A "huge blow" to the EU

Seeing the US scrap the agreement would be a "huge blow" to the EU, said Ali Vaez, director of the Iran Project at the International Crisis Group, a non-governmental organization dedicated to preventing crises. "This is one of the rare concrete achievements of EU multilateral diplomacy in the past years," Vaez told dpa. "If the EU caves in facing US pressure, it not only demonstrates that it cannot defend any agreement that it has persistently assessed as critical to its own security, but it also demonstrates that the EU basically does not have an independent foreign policy."

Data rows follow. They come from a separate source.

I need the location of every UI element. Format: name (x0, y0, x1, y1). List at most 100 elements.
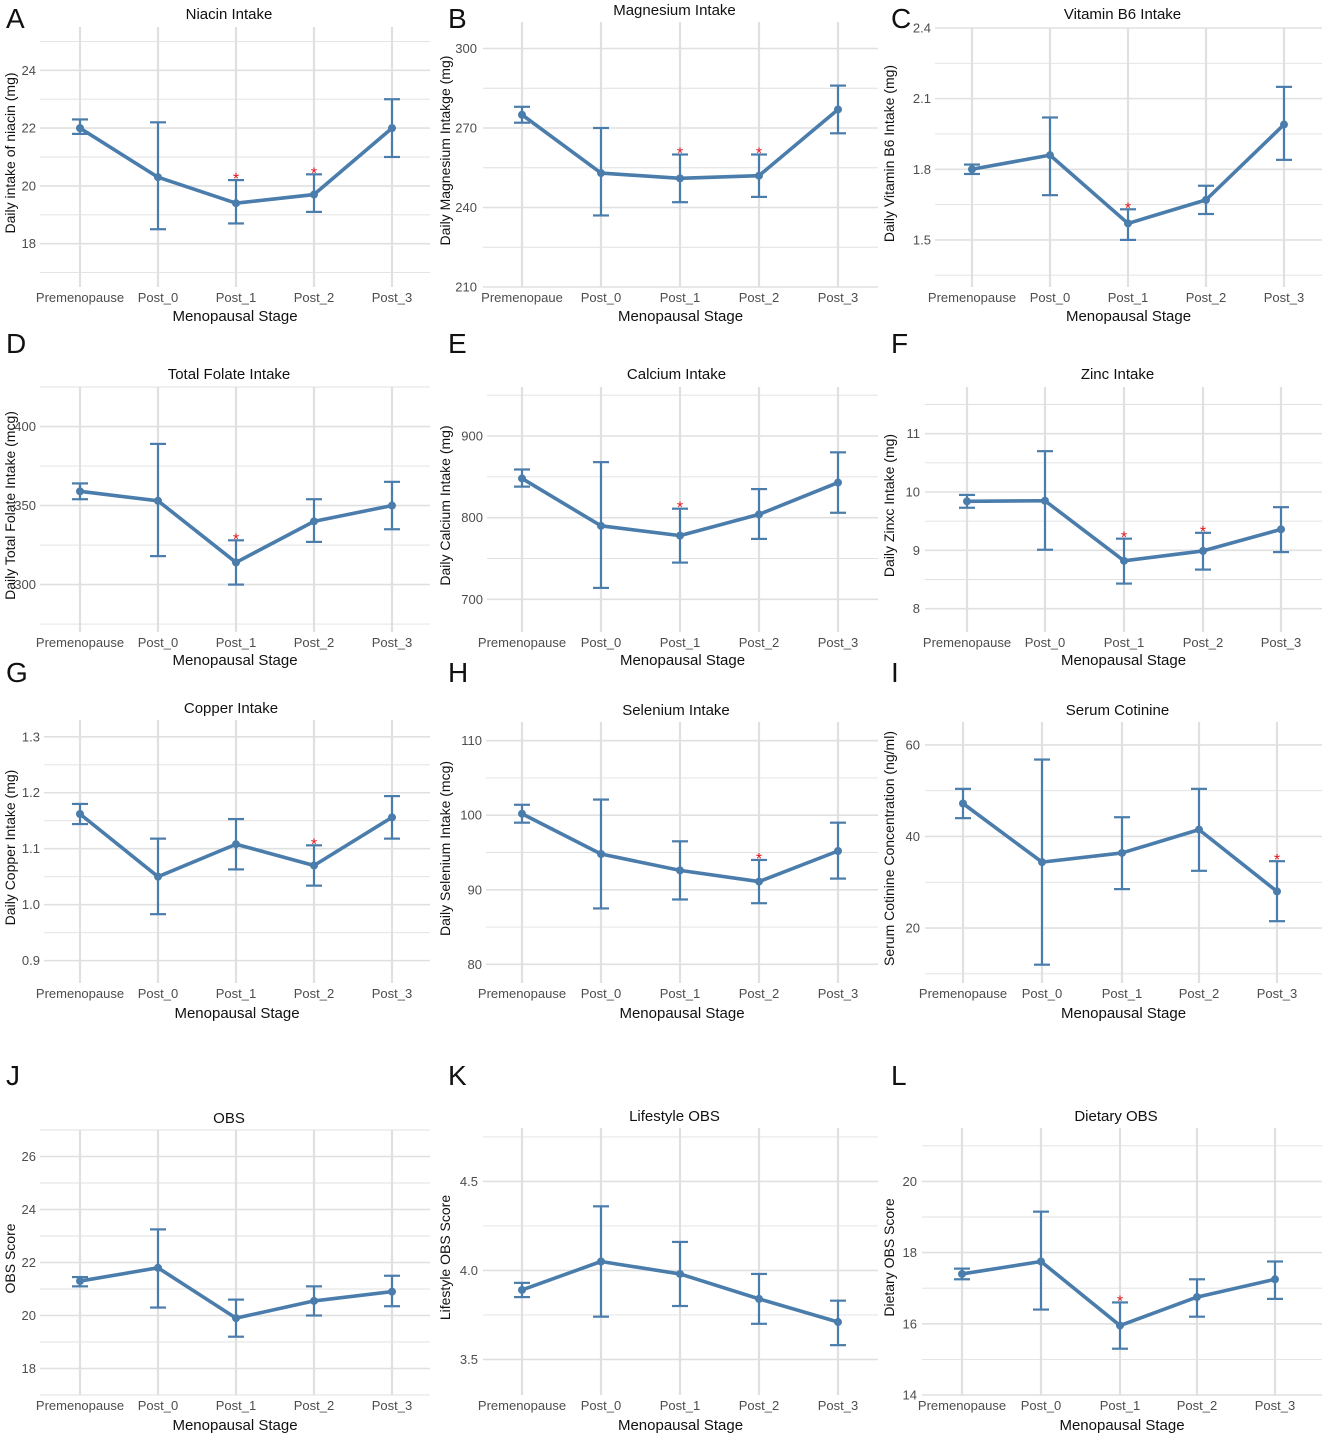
x-axis-label: Menopausal Stage (1061, 1005, 1186, 1022)
data-point (518, 809, 526, 818)
data-point (518, 1285, 526, 1294)
data-point (518, 474, 526, 483)
x-tick-label: Premenopause (919, 986, 1007, 1001)
y-tick-label: 8 (913, 601, 920, 616)
x-tick-label: Post_0 (1030, 290, 1070, 305)
chart-title: OBS (213, 1110, 245, 1127)
data-point (1273, 887, 1281, 896)
x-tick-label: Post_2 (739, 986, 779, 1001)
panel-letter: K (448, 1060, 467, 1091)
panel-letter: E (448, 328, 467, 359)
x-tick-label: Premenopause (918, 1398, 1006, 1413)
x-tick-label: Post_1 (1100, 1398, 1140, 1413)
x-tick-label: Post_3 (372, 986, 412, 1001)
x-tick-label: Post_1 (1108, 290, 1148, 305)
panel-l: 14 16 18 20 Premenopause Post_0 Post_1 Post_2 Po… (881, 1060, 1322, 1434)
panel-letter: A (6, 3, 25, 34)
panel-a: 18 20 22 24 Premenopause Post_0 Post_1 Post_2 Po… (2, 3, 430, 325)
data-point (958, 1269, 966, 1278)
data-point (1277, 525, 1285, 534)
x-tick-label: Post_1 (660, 635, 700, 650)
data-point (676, 1269, 684, 1278)
x-tick-label: Post_1 (660, 986, 700, 1001)
y-axis-label: Dietary OBS Score (881, 1198, 897, 1316)
x-tick-label: Post_1 (216, 1398, 256, 1413)
x-tick-label: Post_3 (818, 290, 858, 305)
y-tick-label: 20 (22, 1308, 36, 1323)
panel-g: 0.9 1.0 1.1 1.2 1.3 Premenopause Post_0 Post_1 P… (2, 657, 430, 1022)
y-axis-label: Daily Calcium Intake (mg) (437, 425, 453, 585)
x-axis-label: Menopausal Stage (618, 308, 743, 325)
x-tick-label: Post_2 (294, 986, 334, 1001)
x-tick-label: Post_2 (739, 290, 779, 305)
y-tick-label: 40 (906, 829, 920, 844)
significance-star: * (1117, 1293, 1123, 1310)
significance-star: * (311, 165, 317, 182)
data-point (1124, 219, 1132, 228)
y-tick-label: 4.0 (460, 1263, 478, 1278)
x-tick-label: Post_2 (294, 635, 334, 650)
y-tick-label: 300 (455, 41, 477, 56)
x-tick-label: Post_3 (372, 290, 412, 305)
data-point (1118, 848, 1126, 857)
data-point (388, 1287, 396, 1296)
data-point (676, 531, 684, 540)
data-point (232, 558, 240, 567)
x-tick-label: Post_2 (739, 1398, 779, 1413)
x-tick-label: Post_0 (1021, 1398, 1061, 1413)
y-axis-label: Daily Selenium Intake (mcg) (437, 761, 453, 936)
x-tick-label: Post_1 (216, 635, 256, 650)
y-tick-label: 3.5 (460, 1352, 478, 1367)
x-tick-label: Post_2 (294, 1398, 334, 1413)
data-point (597, 521, 605, 530)
panel-letter: G (6, 657, 28, 688)
y-tick-label: 90 (468, 882, 482, 897)
x-tick-label: Premenopause (478, 635, 566, 650)
y-tick-label: 80 (468, 957, 482, 972)
x-tick-label: Post_1 (660, 1398, 700, 1413)
chart-title: Vitamin B6 Intake (1064, 6, 1181, 23)
significance-star: * (677, 146, 683, 163)
x-tick-label: Premenopause (923, 635, 1011, 650)
significance-star: * (1200, 524, 1206, 541)
data-point (1037, 1257, 1045, 1266)
x-tick-label: Premenopause (928, 290, 1016, 305)
y-axis-label: Daily Magnesium Intakge (mg) (437, 56, 453, 246)
x-tick-label: Post_1 (1104, 635, 1144, 650)
chart-title: Niacin Intake (186, 6, 273, 23)
x-tick-label: Post_0 (138, 986, 178, 1001)
data-point (1038, 858, 1046, 867)
data-point (76, 1277, 84, 1286)
x-tick-label: Post_3 (372, 635, 412, 650)
panel-h: 80 90 100 110 Premenopause Post_0 Post_1 Post_2… (437, 657, 878, 1022)
x-tick-label: Premenopause (478, 1398, 566, 1413)
data-point (154, 872, 162, 881)
data-point (755, 510, 763, 519)
data-point (1280, 120, 1288, 129)
x-tick-label: Post_2 (1177, 1398, 1217, 1413)
y-tick-label: 14 (903, 1388, 917, 1403)
y-tick-label: 22 (22, 121, 36, 136)
data-point (310, 861, 318, 870)
y-axis-label: Lifestyle OBS Score (437, 1195, 453, 1320)
chart-title: Copper Intake (184, 700, 278, 717)
panel-b: 210 240 270 300 Premenopaue Post_0 Post_1 Post_… (437, 2, 878, 325)
x-axis-label: Menopausal Stage (618, 1417, 743, 1434)
data-point (834, 478, 842, 487)
y-tick-label: 0.9 (22, 953, 40, 968)
data-point (959, 799, 967, 808)
data-point (1120, 556, 1128, 565)
data-point (76, 487, 84, 496)
chart-title: Zinc Intake (1081, 366, 1154, 383)
x-tick-label: Post_1 (216, 986, 256, 1001)
panel-letter: L (891, 1060, 907, 1091)
x-tick-label: Post_1 (1102, 986, 1142, 1001)
x-tick-label: Post_2 (1179, 986, 1219, 1001)
y-tick-label: 20 (906, 921, 920, 936)
data-point (963, 497, 971, 506)
y-tick-label: 24 (22, 1202, 36, 1217)
x-tick-label: Post_0 (138, 290, 178, 305)
data-point (597, 849, 605, 858)
x-tick-label: Post_3 (1255, 1398, 1295, 1413)
data-point (310, 1296, 318, 1305)
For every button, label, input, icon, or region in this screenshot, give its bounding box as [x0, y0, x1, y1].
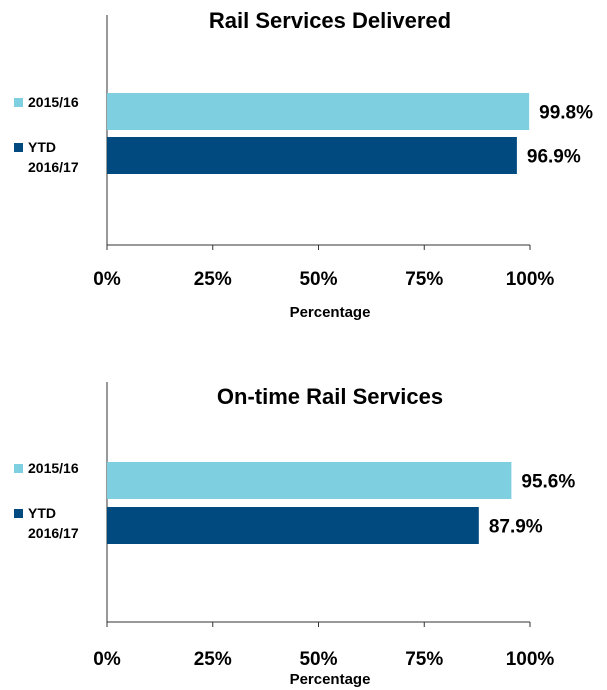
x-axis-label: Percentage [290, 304, 371, 321]
value-label: 99.8% [539, 103, 593, 124]
legend-label: 2015/16 [28, 460, 79, 476]
legend-swatch [14, 509, 23, 518]
x-tick-label: 25% [194, 269, 232, 290]
x-tick-label: 75% [405, 269, 443, 290]
legend-label: 2015/16 [28, 94, 79, 110]
x-tick-label: 50% [299, 649, 337, 670]
x-tick-label: 0% [93, 269, 121, 290]
bar [107, 462, 512, 499]
x-tick-label: 50% [299, 269, 337, 290]
x-tick-label: 0% [93, 649, 121, 670]
value-label: 87.9% [489, 517, 543, 538]
x-tick-label: 75% [405, 649, 443, 670]
legend-swatch [14, 464, 23, 473]
legend-label: YTD 2016/17 [28, 139, 79, 175]
bar [107, 93, 530, 130]
chart-title: Rail Services Delivered [209, 8, 451, 33]
bar [107, 507, 479, 544]
x-tick-label: 100% [506, 269, 555, 290]
legend-swatch [14, 143, 23, 152]
x-tick-label: 100% [506, 649, 555, 670]
legend-label: YTD 2016/17 [28, 505, 79, 541]
value-label: 96.9% [527, 147, 581, 168]
x-axis-label: Percentage [290, 671, 371, 688]
legend-swatch [14, 98, 23, 107]
x-tick-label: 25% [194, 649, 232, 670]
value-label: 95.6% [521, 472, 575, 493]
bar [107, 137, 517, 174]
chart-title: On-time Rail Services [217, 384, 443, 409]
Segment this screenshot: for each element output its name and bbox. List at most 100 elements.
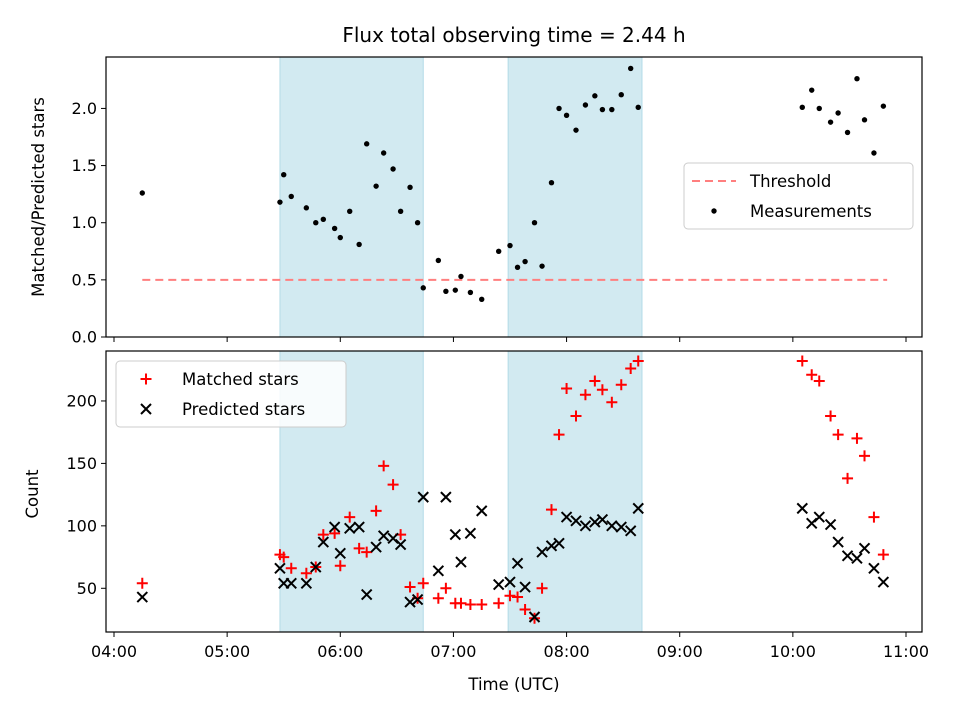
predicted-star-point [606,520,618,532]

EU-US relations in a breaking point?

Cornelius Adebahr, an expert with the think tank Carnegie Europe, said that the fate of the Iran deal might actually bring EU-US relations to a breaking point - after trust has already been weakened by Trump's other actions, including pulling out of the Paris climate deal and criticizing NATO. "I see this as a part of a broader realization of how much the Europeans and the Americans - actually, the American government, I should say - stand next to one another," Adebahr said. The US ripping up the deal would pose "some fundamental questions" about the EU-US relationship, he noted. "The question is whether the Iran file is indeed a moment for the Europeans to position themselves and say, 'No, this is our red line'," Adebahr said. It is, of course, far from certain what Trump will actually decide to do with the Iran deal: his options range from keeping the deal intact to weakening it or leaving it altogether. "I don't actually expect him to rip up the deal in the coming days," Adebahr said, noting that it wouldn't make sense for Trump to fully stick with the deal either. "By neither going all in or all out, but by letting the deal barely survive, he can keep up the pressure on Europeans."

Plan B

The EU is working on a Plan B to help businesses continue to operate in Iran if Washington reimposes sanctions, a senior EU official said. The aim is to make sure it remains in Tehran's interest to keep complying with the deal. Vaez of the International Crisis Group said the EU needs to protect European businesses from possible US sanctions and give Iran a financial incentive to stick with the deal even without the US. Such a package could help the Iranians justify remaining in the deal, he noted. This could include guaranteeing that Iran can sell oil, which would require the involvement of European central banks as they are harder to sanction by the US than smaller private banks. The EU could also provide development aid and loans and develop a partnership on energy with Iran. "If they were presented to Iran as part of the package the total weight of which is more than the sum of its elements, I think the Iranians would at least have something to consider," Vaez said.